Il sindaco di Colonno Luciano Soldati l’ha definita «la Greenway di montagna» il primo cittadino di Argegno Roberto De Angeli l’ha invece ribattezzata come «un pezzo di storia di cui si riappropria il territorio, nella continuità dell’antica Via Regina».

Il comune denominatore è che a inizio maggio prenderanno il via i lavori per riportare agli antichi splendori i 2 chilometri e mezzo di sentiero montano che corrono sopra le Camogge (sotto si trova l’ultimo tratto di Regina prima delle strettoie del Centro lago) e che separano Colonno da Argegno, arrivando a toccare anche il territorio comunale di Dizzasco. Si tratta di un intervento importante, con un costo di 231 mila euro. I lavori sono stati appaltati alla Mara Srl di Cernobbio, impresa specializzata in questo tipo di interventi. L’antica Via Regina costituiva peraltro il tratto lariano del grande asse transalpino, documentato sin dai tempi dall’antica cartografia romano-imperiale, che prendeva le mosse dalle lande del lago di Costanza.

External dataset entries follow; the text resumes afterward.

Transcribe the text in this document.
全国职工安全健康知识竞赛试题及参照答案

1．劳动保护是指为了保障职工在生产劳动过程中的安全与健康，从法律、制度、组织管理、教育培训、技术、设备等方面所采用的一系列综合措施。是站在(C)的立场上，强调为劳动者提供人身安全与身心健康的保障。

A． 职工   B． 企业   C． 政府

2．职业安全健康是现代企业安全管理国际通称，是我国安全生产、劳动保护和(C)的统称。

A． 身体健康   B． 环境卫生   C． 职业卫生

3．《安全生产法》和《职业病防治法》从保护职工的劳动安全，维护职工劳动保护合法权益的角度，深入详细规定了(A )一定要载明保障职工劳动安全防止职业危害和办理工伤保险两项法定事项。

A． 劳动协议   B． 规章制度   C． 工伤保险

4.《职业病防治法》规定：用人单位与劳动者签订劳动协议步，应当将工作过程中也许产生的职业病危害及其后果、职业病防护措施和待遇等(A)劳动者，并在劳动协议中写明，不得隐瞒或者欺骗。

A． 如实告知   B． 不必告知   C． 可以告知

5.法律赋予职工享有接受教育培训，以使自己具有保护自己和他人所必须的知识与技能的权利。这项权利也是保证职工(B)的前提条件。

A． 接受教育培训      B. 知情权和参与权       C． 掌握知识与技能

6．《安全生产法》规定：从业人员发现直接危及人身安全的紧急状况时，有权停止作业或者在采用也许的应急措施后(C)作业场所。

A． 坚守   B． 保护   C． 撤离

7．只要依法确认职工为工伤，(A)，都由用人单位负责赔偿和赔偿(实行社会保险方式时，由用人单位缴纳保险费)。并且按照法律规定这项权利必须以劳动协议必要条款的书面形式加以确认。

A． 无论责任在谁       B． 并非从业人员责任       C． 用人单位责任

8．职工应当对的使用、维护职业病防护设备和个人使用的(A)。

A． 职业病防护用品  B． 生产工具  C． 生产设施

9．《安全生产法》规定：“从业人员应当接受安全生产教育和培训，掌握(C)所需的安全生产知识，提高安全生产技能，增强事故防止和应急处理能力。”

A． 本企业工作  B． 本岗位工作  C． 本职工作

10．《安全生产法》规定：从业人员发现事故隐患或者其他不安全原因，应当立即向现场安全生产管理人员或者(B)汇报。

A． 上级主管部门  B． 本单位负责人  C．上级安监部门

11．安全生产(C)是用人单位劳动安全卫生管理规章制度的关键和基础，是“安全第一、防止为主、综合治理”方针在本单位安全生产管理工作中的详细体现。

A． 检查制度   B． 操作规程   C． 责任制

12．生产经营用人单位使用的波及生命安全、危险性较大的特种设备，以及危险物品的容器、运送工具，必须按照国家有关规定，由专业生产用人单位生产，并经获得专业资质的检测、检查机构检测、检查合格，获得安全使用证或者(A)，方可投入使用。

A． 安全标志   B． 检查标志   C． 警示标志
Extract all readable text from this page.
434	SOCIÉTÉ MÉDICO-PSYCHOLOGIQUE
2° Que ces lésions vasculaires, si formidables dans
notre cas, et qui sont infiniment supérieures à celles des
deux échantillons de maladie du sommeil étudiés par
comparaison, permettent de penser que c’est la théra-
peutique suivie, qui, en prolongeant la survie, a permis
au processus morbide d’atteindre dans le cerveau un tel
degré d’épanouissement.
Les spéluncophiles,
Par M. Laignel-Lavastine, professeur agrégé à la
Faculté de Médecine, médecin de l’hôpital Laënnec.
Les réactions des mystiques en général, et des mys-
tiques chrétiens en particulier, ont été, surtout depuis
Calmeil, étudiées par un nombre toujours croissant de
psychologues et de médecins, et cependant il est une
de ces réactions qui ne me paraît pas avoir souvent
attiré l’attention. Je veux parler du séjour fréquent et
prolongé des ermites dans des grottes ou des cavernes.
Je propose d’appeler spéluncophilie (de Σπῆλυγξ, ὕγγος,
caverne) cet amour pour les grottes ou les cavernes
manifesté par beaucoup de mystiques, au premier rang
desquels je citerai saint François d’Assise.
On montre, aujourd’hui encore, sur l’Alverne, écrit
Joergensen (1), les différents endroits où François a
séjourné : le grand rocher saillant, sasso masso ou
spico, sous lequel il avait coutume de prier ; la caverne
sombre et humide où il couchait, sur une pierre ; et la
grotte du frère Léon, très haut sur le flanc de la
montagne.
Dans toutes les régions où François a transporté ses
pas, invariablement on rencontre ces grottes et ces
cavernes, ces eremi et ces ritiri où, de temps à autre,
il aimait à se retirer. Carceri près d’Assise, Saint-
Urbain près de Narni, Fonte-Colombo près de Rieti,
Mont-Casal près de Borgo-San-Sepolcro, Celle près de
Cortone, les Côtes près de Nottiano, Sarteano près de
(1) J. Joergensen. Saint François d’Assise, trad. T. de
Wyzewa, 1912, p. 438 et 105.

Ai giorni nostri il tratto Colonno-Argegno-Dizzasco fa parte di una tranche di finanziamenti da parte di Regione Lombardia che due anni e mezzo or sono ha portato sul Lario 2 milioni di euro attraverso il fondo regionale per lo sviluppo delle Valli Prealpine, con Tremezzina quale Comune capofila. Progettazione e direzione lavori sono affidati al Consorzio forestale Lario-Intelvese e i 231 mila euro dei lavori sono ripartiti tra Regione Lombardia ed i Comuni di Argegno e Colonno. «Il cronoprogramma di questo importante intervento prevede la fine dei lavori entro l’autunno. Contiamo però di poter inaugurare il percorso entro l’estate, così da poter rendere fruibile questo tratto di Antica Via Regina ai residenti nonché ai tanti turisti ancora presenti sul lago e nelle valli adiacenti, in primis la Val d’Intelvi - afferma Roberto De Angeli - Abbiamo creduto in questo progetto che dà continuità alla Greeenway, che oggi rappresenta una delle attrattive del territorio».